Following the last meeting of the policy-setting Federal Open Market Committee (FOMC) on 16-17 September 2015, the US Federal Reserve (the Fed) released its latest dot plot chart – a chart that (anonymously) shows where each of the 17 FOMC members think the federal funds rate will be at the end of the year for the next few years and in the longer run.

The dot plot chart has been released once every quarter since January 2012. It was introduced by the Fed as an element of ‘forward guidance’ to investors. ‘Forward guidance’ is a communication policy intended to increase transparency about a central bank’s thinking and thereby lower the risk of investors being caught off guard about the central bank’s monetary policy intentions (particularly important when policy rates are at or near zero). Currently, four central banks (the Fed, the ECB, the Bank of Japan and the Bank of England) have adopted new approaches to policy rate forward guidance with the aim of enhancing the effectiveness of monetary policy at the zero lower bound.

When the dot plot chart first saw the light of day, the Fed’s priority was to reassure markets that rate hikes were not on the agenda. The statement published after the FOMC’s meeting in March 2015 put the possibility of a rate hike (from 0 % to 0.25% – the fed funds target range since December 2008)  back into play. The Fed’s priority since has been on reassuring markets that, while a rate hike may be coming, the path of the upcoming cycle of rate hikes will be relatively shallow – with a lower pace of rate hikes than during previous hiking cycles.

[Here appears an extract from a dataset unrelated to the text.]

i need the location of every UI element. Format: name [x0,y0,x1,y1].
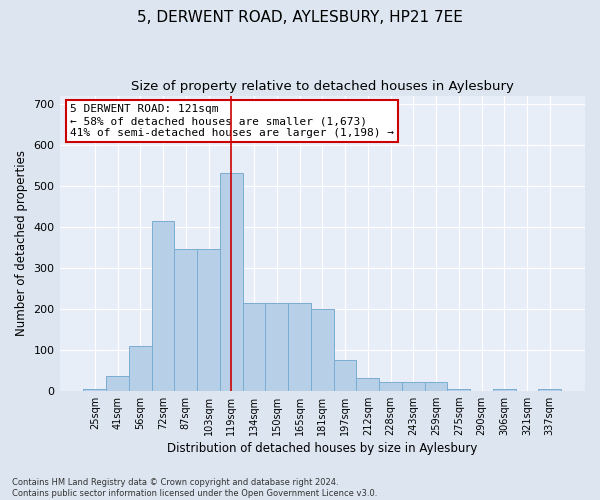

The dot plot is not intended to be an immutable roadmap of where policy rates are going. It’s simply a survey of each member’s best ‘guesstimate’ of what the fed funds rate will be in the coming years. Events may well lead members of the FOMC to change their view on the path of monetary policy. Members of the FOMC are of course human and therefore struggle with predicting the future as much as the rest of us do. So their views are best taken with a pinch of salt. Since the dot plot chart was introduced, the FOMC has been consistently over-optimistic in predicting how it will set the fed funds rate. Financial markets have accordingly been pricing the trajectory of future rate hikes below that outlined in the Fed’s dot plot chart.

So what does the latest dot plot chart tell us about thinking within the FOMC? Exhibit 1 below shows the dot plot released after the meeting of the FOMC in June 2015:


Exhibit 2: A more dovish Fed? The dot plot chart released after the FOMC meeting on 16-17 September 2015:


Source: Bloomberg, 25/09/15

The latest dot plot chart shows that the median FOMC member sees rates staying between 0.25% and 0.50% at the end of 2015 – that would mean just one rate hike in 2015, instead of the two the median member predicted in June. The pace of the rate hikes has not changed though: a rise of 100 basis points in 2016, followed by 125 basis points in 2017. The median FOMC member now sees the longer run policy rate 25 basis points lower than he did in June at 3.5%. The wider dispersion of the dots in September relative to June suggests a lack of consensus within the FOMC.

At the September meeting, one committee member even went so far as to put his or her ‘dot’ below the zero rates line – predicting  negative policy rates at the end of this year and 2016. In other words, an expression of the view that more stimulus is needed to achieve full employment and get inflation back to 2%  – the same individual foresees a policy rate in 2017 of only 1%.

During the press conference after the FOMC meeting on 17/09/15, Chair Yellen said that negative rates were not “something we seriously considered” at the current time, and added that the FOMC member in question was concerned primarily about the outlook for inflation.

The most hawkish forecast has not changed: close to 1% at the end of this year and close to 3% at the end of next year.